By that logic, math departments must constantly be in danger of running out of numerals! Do people computing sense from nonsense run into Computational Cliffs? If they do, it's a voluntary, not absolute act, and the solution is always more, not less, practice. If people run low on numerals or symbolic logic notation, how do they arrange to get more "receipts" of either or both? Let me guess. Down Alice's rabbit hole? At the present time, you can actually successfully run for Congress simply by digging yourself in deeper.

So how, exactly, does a currency issuer take in more fiat than it utilizes? Why does a currency issuer EVER need back any of what it can already print in unlimited amounts, just-in-time, just-as-needed? It doesn't of course. Taxes in a fiat currency regime are a tool for shaping aggregate demand - not, I repeat NOT a source of fiat. Citizens must get that fundamental, operational axiom down first before trying discuss their own fiscal policy. It's not all just theory - the operations set constraints on what does & doesn't make sense for given situations. Take a gun as an example. Ballistics experts can design whatever range, accuracy & loading mechanisms they want - while blithely assuming the gun will always be cleaned and oiled to meet their assumed needs. Operationally, however, it makes a world of difference if one does something simple like chrome plate key parts and the inside surface of the barrel - so that the gun can won't jam, and will keep working long periods without maintenance.  Think of operational features as automatic stabilizers that protect us from the divergence of theory and practice.

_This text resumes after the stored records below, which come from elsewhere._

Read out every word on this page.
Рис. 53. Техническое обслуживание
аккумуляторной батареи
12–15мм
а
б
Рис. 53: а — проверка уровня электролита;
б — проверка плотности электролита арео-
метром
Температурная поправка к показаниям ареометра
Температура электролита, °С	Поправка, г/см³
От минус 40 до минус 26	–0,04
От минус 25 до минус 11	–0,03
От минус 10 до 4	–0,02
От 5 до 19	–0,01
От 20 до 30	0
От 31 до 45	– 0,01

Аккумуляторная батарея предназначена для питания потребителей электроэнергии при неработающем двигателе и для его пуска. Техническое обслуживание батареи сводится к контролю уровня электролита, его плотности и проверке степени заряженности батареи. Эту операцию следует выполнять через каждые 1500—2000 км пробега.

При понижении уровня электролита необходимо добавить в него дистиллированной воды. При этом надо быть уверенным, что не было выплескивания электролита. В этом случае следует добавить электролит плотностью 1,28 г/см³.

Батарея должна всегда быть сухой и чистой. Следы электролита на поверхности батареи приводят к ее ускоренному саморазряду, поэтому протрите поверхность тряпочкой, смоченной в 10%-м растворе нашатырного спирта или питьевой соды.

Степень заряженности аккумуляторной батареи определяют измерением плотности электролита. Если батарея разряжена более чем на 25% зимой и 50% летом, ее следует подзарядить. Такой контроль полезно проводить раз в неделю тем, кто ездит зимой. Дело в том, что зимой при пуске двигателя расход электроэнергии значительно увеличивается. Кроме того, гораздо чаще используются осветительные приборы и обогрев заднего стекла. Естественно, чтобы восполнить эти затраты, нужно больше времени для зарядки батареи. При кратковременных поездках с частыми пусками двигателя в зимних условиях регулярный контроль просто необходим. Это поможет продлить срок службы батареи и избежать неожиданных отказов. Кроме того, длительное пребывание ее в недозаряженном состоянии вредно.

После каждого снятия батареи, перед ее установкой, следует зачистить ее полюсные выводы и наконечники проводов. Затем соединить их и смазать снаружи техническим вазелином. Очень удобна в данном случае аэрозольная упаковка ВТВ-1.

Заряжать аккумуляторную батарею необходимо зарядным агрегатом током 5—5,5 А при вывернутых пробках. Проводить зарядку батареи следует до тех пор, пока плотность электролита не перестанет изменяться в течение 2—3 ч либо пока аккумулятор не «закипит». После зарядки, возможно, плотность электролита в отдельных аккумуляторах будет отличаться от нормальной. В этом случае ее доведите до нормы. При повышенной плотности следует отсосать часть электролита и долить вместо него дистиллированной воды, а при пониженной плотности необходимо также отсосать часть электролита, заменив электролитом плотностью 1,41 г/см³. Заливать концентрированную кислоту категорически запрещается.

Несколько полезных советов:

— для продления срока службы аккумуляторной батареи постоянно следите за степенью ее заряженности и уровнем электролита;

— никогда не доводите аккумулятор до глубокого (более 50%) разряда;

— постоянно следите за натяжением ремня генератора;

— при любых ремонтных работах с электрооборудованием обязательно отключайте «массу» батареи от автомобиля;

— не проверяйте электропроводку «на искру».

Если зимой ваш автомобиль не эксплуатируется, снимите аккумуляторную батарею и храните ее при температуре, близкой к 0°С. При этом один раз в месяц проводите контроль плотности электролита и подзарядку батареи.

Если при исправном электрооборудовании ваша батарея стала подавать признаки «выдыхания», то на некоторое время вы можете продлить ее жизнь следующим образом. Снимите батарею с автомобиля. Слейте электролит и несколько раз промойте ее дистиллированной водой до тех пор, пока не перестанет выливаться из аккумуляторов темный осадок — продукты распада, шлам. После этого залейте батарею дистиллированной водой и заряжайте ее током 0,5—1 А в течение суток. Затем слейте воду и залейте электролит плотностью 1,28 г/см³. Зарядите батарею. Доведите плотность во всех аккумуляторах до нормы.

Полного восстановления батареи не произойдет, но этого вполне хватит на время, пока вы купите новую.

Everything in this article above goes awry by conflating CURRENCY ISSUERS with CURRENCY USERS.

Modern, fiat currency is NOT a long term store of value. Fiat currency is 99.999% for liquidity, not value.

Besides, if we just use our brains, we cannot run out of liquidity (aka, fiat currency; aka, public initiative).

And oh yes, once again, "Revenue" has no relevance whatsoever to an issuer of any given liquidity notation (aka, fiat currency).  I'd repeat that 12x, but it's better if readers practice that at home.  Maybe in front of a mirror, unless they've run out of photons and need receipts to see the light.

Taxes for Revenue are Obsolete - NY Fed Chief, 1946

If that link is down, try p. 35 at this link.


1 comment:

Anonymous said...

Yeah, this is a massive psychological hurdle for some people. It should be obvious, but people's everyday experience is only with entities that are users of the currency, and therefore have a budget constraint. The whole idea that there is even such a thing as a currency issuer boggles their minds.